This is the create collection function in core - it looks like it's using collection serializer. If you look in create_item above, it's using prep_create_item.

jonhealy1 commented 2 months ago

Most of the logic is here in serializers - https://github.com/stac-utils/stac-fastapi-elasticsearch-opensearch/blob/main/stac_fastapi/core/stac_fastapi/core/serializers.py

pedro-cf commented 2 months ago

Ok the issue seems to be that in the this stac-fastapi.core.TransactionsClient.create_item the return is the stac_types.Item in Line 680

https://github.com/stac-utils/stac-fastapi-elasticsearch-opensearch/blob/c8a07aed3a8734e65861f69ee946cee272061fbe/stac_fastapi/core/stac_fastapi/core/core.py#L643-L680

when it should be returning ItemSerializer.db_to_stac(item, base_url)

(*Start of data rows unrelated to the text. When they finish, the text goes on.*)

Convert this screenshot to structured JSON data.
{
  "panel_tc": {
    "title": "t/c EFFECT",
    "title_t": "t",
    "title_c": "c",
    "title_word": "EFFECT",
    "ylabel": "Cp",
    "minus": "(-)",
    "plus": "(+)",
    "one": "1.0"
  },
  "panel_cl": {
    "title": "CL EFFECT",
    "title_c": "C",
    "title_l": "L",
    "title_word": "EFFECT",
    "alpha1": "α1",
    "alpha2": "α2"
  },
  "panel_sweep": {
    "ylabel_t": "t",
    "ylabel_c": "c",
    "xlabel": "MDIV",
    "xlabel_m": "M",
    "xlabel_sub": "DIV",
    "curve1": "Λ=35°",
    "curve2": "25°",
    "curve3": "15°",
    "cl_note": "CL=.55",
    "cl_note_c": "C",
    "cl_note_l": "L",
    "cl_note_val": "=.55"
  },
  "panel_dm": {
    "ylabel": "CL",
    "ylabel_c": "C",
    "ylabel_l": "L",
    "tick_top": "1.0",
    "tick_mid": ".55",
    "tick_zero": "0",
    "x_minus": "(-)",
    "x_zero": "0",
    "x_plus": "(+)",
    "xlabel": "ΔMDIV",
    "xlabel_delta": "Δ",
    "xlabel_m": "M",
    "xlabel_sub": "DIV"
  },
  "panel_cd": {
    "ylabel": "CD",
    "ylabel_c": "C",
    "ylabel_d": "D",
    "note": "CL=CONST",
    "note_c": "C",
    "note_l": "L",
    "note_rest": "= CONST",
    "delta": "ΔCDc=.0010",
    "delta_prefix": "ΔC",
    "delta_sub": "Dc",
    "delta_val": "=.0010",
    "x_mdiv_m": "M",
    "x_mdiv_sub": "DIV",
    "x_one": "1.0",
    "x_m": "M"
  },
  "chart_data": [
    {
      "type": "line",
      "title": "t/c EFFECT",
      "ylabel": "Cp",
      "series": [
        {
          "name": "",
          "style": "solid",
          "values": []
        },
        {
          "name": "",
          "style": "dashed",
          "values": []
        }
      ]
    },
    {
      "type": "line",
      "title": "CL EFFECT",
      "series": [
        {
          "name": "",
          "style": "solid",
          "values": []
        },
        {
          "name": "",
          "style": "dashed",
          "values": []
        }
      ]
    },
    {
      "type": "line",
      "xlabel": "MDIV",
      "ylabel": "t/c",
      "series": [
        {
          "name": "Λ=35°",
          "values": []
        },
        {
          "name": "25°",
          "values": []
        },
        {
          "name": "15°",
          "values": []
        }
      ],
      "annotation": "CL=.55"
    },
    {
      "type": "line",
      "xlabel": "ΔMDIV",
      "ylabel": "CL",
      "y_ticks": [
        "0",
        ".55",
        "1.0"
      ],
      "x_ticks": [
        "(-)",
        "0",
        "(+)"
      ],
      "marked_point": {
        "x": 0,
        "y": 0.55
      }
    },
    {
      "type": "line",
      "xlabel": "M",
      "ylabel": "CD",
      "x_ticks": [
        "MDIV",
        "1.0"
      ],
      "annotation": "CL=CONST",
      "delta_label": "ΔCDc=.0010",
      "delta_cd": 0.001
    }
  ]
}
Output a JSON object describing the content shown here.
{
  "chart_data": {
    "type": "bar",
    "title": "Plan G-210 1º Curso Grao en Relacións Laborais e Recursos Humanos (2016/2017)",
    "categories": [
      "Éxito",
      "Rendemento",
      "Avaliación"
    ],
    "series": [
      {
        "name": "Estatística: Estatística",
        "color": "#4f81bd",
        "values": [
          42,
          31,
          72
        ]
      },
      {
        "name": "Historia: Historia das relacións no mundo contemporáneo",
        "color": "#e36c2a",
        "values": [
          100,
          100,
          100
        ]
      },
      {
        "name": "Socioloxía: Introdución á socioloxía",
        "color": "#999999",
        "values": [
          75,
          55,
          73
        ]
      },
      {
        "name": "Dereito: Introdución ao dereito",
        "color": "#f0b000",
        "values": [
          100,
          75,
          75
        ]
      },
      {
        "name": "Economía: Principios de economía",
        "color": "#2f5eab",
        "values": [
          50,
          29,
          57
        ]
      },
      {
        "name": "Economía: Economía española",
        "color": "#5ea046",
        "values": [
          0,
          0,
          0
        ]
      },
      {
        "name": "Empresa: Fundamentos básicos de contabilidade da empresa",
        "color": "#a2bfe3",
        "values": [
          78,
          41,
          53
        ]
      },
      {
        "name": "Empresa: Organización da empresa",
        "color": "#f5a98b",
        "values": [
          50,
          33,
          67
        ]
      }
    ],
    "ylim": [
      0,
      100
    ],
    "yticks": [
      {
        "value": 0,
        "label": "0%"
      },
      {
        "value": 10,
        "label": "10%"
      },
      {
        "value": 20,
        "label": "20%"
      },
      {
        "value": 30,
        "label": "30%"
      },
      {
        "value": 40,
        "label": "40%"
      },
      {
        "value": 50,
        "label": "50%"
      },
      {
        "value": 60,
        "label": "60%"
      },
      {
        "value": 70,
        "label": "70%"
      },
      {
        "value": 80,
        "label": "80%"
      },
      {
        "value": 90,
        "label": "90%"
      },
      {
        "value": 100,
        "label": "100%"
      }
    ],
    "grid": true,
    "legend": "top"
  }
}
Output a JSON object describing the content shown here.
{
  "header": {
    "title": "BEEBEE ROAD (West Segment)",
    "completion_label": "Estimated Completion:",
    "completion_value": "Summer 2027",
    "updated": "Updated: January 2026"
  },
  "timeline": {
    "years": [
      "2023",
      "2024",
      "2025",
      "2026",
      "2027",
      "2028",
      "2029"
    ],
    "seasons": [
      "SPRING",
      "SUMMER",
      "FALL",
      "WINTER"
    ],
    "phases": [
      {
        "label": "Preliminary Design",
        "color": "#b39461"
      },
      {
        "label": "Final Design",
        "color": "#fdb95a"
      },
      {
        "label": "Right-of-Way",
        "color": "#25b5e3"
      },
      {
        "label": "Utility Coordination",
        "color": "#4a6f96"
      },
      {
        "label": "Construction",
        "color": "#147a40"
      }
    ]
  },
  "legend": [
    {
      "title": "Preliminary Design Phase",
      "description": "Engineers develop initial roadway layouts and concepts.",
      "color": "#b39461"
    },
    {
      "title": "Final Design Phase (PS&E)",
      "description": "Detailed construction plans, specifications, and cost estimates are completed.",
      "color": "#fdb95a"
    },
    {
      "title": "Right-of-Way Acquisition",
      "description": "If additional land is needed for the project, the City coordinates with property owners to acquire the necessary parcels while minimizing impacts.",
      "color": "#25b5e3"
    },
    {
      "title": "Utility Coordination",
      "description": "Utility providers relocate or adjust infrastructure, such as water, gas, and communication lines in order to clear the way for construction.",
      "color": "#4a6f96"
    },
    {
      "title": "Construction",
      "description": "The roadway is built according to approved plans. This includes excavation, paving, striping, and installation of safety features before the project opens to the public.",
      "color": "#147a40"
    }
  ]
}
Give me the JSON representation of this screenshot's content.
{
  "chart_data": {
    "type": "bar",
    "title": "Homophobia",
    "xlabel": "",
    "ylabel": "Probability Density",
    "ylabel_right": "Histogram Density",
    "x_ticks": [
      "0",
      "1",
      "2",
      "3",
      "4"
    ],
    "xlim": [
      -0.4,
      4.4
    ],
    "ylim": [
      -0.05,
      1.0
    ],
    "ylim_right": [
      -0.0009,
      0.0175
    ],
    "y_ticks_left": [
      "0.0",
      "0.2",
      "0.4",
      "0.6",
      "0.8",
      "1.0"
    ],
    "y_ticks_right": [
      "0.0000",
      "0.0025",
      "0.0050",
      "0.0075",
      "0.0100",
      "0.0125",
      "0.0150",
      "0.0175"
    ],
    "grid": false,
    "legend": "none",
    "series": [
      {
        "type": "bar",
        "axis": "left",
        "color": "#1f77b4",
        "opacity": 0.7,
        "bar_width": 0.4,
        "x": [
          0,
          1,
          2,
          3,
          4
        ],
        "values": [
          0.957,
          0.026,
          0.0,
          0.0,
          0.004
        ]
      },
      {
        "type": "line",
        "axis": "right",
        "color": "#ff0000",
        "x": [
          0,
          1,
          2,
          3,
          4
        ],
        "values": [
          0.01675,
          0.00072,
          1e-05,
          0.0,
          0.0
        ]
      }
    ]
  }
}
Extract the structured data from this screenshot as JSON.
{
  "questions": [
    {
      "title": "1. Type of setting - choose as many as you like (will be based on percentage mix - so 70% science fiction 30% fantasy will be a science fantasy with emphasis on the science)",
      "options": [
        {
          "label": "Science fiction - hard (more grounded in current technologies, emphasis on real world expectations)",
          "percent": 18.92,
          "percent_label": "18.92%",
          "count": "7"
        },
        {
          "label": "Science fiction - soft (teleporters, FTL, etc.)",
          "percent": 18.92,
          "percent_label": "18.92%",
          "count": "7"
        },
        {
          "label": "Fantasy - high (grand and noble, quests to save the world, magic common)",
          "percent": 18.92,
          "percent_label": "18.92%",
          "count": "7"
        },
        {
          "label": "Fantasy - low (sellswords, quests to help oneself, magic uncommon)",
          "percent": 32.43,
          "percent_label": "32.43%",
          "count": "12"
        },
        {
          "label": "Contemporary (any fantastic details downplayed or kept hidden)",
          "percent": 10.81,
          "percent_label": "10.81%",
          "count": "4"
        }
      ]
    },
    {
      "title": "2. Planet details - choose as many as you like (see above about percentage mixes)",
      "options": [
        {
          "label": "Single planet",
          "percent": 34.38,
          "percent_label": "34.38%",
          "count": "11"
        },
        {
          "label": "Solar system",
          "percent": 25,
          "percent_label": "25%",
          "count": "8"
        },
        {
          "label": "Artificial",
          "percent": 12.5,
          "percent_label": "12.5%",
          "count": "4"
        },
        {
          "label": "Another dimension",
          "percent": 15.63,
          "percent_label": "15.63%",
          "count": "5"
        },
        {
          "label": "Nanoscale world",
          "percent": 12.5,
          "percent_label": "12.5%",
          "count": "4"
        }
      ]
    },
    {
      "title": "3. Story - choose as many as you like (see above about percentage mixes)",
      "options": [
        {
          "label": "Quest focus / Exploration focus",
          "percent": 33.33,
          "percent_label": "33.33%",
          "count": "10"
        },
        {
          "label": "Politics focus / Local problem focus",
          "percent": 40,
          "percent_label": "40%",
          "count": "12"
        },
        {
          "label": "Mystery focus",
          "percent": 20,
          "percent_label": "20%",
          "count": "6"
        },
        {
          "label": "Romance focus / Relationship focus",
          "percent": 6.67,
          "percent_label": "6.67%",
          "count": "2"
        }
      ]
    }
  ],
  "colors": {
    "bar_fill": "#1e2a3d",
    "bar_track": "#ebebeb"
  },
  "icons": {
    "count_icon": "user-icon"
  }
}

just like it does in create_collection/update_collection and update_item (I was wrong update_item actually returns the proper item with links)

https://github.com/stac-utils/stac-fastapi-elasticsearch-opensearch/blob/c8a07aed3a8734e65861f69ee946cee272061fbe/stac_fastapi/core/stac_fastapi/core/core.py#L683-L709

Updating stac-fastapi.core.TransactionsClient.create_item with:

            item = await self.database.prep_create_item(item=item, base_url=base_url)
            await self.database.create_item(item, refresh=kwargs.get("refresh", False))
            # return item
            return ItemSerializer.db_to_stac(item, base_url)

does seem to fix the issue, but I'm not sure if it creates bugs elsewhere... even though tests seem to pass.

jonhealy1 commented 2 months ago

Definitely makes sense I think